Bring lots of water. We brought 3 litres of water each, which we carefully rationed to ourselves. That said, if I had carried more water, I would have drunk it!
Water is for sale at the first two rest stops on Acatenango. If by the second stop you are concerned for your water supply, you will have the option to buy more.
Bring extra snacks. The guides provide “meals” but they are very small, and most people on our trek needed more food. I carried bananas and Clif bars to supplement my meals.
At the second stop some snacks are available to buy: bananas, chocolate bars, chips.
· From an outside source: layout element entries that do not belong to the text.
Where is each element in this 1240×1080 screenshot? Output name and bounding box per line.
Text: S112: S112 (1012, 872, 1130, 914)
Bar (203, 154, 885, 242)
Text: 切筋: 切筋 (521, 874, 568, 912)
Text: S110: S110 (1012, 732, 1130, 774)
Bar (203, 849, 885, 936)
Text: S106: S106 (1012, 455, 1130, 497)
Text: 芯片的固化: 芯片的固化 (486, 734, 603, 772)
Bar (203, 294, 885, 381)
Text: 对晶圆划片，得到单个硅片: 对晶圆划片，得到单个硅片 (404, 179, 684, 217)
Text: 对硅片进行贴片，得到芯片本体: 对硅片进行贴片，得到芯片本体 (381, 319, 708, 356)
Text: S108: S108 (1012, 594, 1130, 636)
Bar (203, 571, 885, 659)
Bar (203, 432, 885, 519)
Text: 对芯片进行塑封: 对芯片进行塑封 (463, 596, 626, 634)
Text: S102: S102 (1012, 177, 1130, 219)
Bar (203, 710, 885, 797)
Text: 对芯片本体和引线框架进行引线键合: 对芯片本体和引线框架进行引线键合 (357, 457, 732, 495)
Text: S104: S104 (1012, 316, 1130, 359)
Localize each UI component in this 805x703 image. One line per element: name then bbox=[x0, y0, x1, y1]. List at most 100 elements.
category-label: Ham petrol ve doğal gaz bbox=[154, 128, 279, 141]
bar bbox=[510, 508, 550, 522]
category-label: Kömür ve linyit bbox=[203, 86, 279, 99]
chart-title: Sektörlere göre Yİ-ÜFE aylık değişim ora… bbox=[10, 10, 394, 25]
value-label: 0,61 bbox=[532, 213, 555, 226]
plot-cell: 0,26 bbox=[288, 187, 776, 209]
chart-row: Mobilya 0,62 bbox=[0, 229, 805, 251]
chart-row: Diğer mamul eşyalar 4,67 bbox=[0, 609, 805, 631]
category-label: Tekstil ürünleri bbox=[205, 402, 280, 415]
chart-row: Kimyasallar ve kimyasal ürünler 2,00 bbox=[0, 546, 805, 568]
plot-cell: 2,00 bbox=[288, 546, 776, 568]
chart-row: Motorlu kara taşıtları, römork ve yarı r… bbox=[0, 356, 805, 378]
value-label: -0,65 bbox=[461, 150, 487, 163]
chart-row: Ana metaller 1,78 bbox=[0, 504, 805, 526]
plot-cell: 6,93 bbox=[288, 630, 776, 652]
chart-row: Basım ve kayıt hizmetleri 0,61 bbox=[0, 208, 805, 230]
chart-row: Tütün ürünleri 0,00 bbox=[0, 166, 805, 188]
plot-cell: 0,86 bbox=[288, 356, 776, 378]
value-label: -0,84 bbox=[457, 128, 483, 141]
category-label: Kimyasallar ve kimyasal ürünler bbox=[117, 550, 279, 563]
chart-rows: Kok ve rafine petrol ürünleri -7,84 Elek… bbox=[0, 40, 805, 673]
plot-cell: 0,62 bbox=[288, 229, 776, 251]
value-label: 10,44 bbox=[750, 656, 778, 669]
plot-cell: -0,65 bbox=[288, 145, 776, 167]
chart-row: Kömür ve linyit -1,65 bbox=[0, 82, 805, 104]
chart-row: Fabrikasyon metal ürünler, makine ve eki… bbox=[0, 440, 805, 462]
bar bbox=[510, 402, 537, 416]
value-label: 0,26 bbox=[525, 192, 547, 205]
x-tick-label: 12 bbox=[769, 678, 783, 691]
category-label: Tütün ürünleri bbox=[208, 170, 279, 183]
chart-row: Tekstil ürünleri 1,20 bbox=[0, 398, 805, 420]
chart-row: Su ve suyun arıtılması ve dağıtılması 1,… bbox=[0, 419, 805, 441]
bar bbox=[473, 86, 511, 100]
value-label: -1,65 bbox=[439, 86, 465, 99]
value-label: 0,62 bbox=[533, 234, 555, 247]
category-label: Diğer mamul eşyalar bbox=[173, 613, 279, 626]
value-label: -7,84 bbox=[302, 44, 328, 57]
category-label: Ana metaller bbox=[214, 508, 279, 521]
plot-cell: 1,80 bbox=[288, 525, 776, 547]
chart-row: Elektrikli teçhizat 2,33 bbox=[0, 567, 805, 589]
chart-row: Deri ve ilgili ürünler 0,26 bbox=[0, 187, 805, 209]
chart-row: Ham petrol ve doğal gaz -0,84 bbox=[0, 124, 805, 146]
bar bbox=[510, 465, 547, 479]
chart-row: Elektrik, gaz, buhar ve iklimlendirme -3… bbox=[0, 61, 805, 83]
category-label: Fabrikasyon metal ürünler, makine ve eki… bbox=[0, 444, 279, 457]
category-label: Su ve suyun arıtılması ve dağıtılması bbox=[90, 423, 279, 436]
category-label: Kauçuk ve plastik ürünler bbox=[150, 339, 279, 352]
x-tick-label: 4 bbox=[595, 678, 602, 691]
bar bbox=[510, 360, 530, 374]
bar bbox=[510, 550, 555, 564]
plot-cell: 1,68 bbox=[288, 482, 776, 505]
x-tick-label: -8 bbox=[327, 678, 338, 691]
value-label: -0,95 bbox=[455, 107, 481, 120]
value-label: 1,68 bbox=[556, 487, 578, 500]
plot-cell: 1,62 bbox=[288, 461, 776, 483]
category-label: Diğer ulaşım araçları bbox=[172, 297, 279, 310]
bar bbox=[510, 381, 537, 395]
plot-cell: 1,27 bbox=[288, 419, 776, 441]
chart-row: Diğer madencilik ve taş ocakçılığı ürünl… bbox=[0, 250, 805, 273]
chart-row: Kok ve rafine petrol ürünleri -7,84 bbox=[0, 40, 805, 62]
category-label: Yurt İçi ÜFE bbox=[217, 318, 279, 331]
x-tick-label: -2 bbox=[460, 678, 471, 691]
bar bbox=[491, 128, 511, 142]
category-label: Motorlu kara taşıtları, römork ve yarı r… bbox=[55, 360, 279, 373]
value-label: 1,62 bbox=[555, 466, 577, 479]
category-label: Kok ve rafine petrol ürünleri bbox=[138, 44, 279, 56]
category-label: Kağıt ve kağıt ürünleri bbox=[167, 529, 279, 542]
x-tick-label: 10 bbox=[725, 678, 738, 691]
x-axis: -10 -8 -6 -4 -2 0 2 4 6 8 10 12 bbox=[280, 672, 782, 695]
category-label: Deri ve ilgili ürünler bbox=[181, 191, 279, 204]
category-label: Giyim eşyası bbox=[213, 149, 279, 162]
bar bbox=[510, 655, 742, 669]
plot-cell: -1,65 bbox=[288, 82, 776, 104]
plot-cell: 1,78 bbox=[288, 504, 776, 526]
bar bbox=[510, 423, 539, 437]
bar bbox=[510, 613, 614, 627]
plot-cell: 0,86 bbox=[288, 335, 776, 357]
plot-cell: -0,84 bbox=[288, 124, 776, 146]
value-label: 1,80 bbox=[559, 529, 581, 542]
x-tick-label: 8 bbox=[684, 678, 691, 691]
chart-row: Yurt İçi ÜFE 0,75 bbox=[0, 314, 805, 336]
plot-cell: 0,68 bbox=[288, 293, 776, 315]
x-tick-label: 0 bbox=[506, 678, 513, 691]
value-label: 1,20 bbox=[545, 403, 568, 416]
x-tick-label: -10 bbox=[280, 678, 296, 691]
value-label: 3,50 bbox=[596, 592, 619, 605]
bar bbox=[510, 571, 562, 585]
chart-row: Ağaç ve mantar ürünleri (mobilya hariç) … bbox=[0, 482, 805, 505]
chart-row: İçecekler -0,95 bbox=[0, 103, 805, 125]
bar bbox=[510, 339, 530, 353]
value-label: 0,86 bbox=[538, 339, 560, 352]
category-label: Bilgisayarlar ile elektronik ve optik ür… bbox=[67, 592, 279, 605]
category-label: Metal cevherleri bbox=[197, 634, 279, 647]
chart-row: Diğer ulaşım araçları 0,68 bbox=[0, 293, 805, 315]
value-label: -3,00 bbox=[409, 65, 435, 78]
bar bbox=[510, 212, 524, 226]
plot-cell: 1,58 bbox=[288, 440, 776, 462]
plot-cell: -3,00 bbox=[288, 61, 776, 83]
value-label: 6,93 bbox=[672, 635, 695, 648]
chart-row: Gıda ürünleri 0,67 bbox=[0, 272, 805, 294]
Be warned that summiting Volcan Acatenango is only done if the weather permits. Because of the treacherous nature of the summit trek, which is done in complete darkness, the guides only embark to summit if the weather is clear.
Be warned that you may not have views of the volcano. We encountered many backpackers in Guatemala who were not granted the incredible view of Fuego that we had - we lucked out. Your view will depend on the weather. Before embarking on the hike, ask locals, hostel staff and backpackers around Antigua about current Fuego visibility. And remember, regardless of the view, hiking Volcan Acatenango is a great accomplishment!